O fato de Eduardo Coutinho um documentarista que há meu ver, flertou com
outras mídias em seus trabalhos(“Jogo de Cena” utiliza a dramatização teatral e
“Edifício Master” se aproxima da estética confessional dos Realitys Shows). Nota-se
uma necessidade do cineasta em compreender esse mecanismo poderoso que é a
televisão ao mesmo tempo em que fica estapafúrdio na sua constatação do
material exibido.
O telespectador
embarca em uma “Bad Trip” televisionada que pode ser comparada a sensação de prisão
que temos ao ler 1984 de George Orwell pela constatação de somos reféns de um “sistema”.

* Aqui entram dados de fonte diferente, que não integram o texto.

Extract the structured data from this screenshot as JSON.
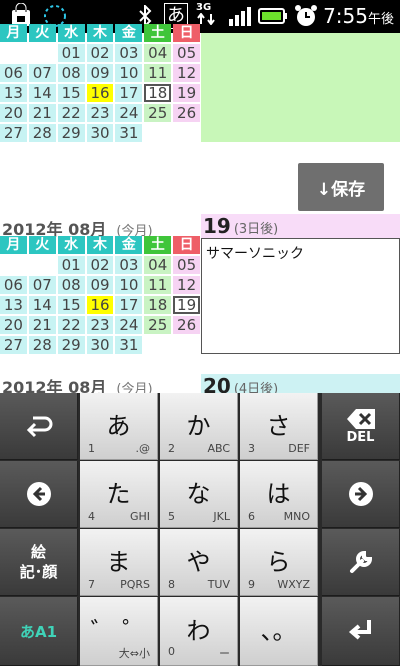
{
  "status_bar": {
    "time": "7:55",
    "time_suffix": "午後",
    "ime_indicator": "あ",
    "network": "3G",
    "icons": [
      "shopping-bag-icon",
      "sync-icon",
      "bluetooth-icon",
      "signal-icon",
      "battery-icon",
      "alarm-icon"
    ]
  },
  "calendar_top": {
    "weekday_headers": [
      "月",
      "火",
      "水",
      "木",
      "金",
      "土",
      "日"
    ],
    "rows": [
      [
        "",
        "",
        "01",
        "02",
        "03",
        "04",
        "05"
      ],
      [
        "06",
        "07",
        "08",
        "09",
        "10",
        "11",
        "12"
      ],
      [
        "13",
        "14",
        "15",
        "16",
        "17",
        "18",
        "19"
      ],
      [
        "20",
        "21",
        "22",
        "23",
        "24",
        "25",
        "26"
      ],
      [
        "27",
        "28",
        "29",
        "30",
        "31",
        "",
        ""
      ]
    ]
  },
  "save_button": {
    "label": "↓保存"
  },
  "calendar_mid": {
    "month_title": "2012年 08月",
    "month_sub": "(今月)",
    "weekday_headers": [
      "月",
      "火",
      "水",
      "木",
      "金",
      "土",
      "日"
    ],
    "rows": [
      [
        "",
        "",
        "01",
        "02",
        "03",
        "04",
        "05"
      ],
      [
        "06",
        "07",
        "08",
        "09",
        "10",
        "11",
        "12"
      ],
      [
        "13",
        "14",
        "15",
        "16",
        "17",
        "18",
        "19"
      ],
      [
        "20",
        "21",
        "22",
        "23",
        "24",
        "25",
        "26"
      ],
      [
        "27",
        "28",
        "29",
        "30",
        "31",
        "",
        ""
      ]
    ]
  },
  "day_panel": {
    "day": "19",
    "relative": "(3日後)",
    "memo": "サマーソニック"
  },
  "calendar_bottom": {
    "month_title": "2012年 08月",
    "month_sub": "(今月)",
    "day": "20",
    "relative": "(4日後)"
  },
  "keyboard": {
    "left_keys": [
      {
        "name": "undo-key",
        "label": ""
      },
      {
        "name": "left-arrow-key",
        "label": ""
      },
      {
        "name": "emoji-key",
        "label": "絵\n記･顔"
      },
      {
        "name": "mode-key",
        "label": "あA1"
      }
    ],
    "main_keys": [
      {
        "big": "あ",
        "num": "1",
        "alpha": ".@"
      },
      {
        "big": "か",
        "num": "2",
        "alpha": "ABC"
      },
      {
        "big": "さ",
        "num": "3",
        "alpha": "DEF"
      },
      {
        "big": "た",
        "num": "4",
        "alpha": "GHI"
      },
      {
        "big": "な",
        "num": "5",
        "alpha": "JKL"
      },
      {
        "big": "は",
        "num": "6",
        "alpha": "MNO"
      },
      {
        "big": "ま",
        "num": "7",
        "alpha": "PQRS"
      },
      {
        "big": "や",
        "num": "8",
        "alpha": "TUV"
      },
      {
        "big": "ら",
        "num": "9",
        "alpha": "WXYZ"
      },
      {
        "big": "゛ ゜",
        "num": "",
        "alpha": "大⇔小"
      },
      {
        "big": "わ",
        "num": "0",
        "alpha": "ー"
      },
      {
        "big": "、。",
        "num": "",
        "alpha": ""
      }
    ],
    "right_keys": [
      {
        "name": "delete-key",
        "label": "DEL"
      },
      {
        "name": "right-arrow-key",
        "label": ""
      },
      {
        "name": "settings-key",
        "label": ""
      },
      {
        "name": "enter-key",
        "label": ""
      }
    ]
  }
}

Sistema enganador, cultural, non-sense ou burro como a banda Titãs canta na
música “Televisão” do álbum homônimo.
“Um Dia Na Vida” foi fruto de uma pesquisa de Eduardo Coutinho fez para
um documentário nunca realizado, acredito que o diretor percebeu o potencial
que tinha nas mãos ao conferir o material e assim viu a possibilidade de
estreitar relações e dialogar com o panorama da TV atual. Uma experiência fílmica riquíssima, é difícil apontar qual a real intenção de Eduardo Coutinho ao realizar esse filme e infelizmente nunca vamos saber ao certo, por razão de seu recente falecimento(motivo dessa crítica homenagem) mas, acredito que o cineasta gostaria de provocar uma reação em torno do que consumimos artisticamente.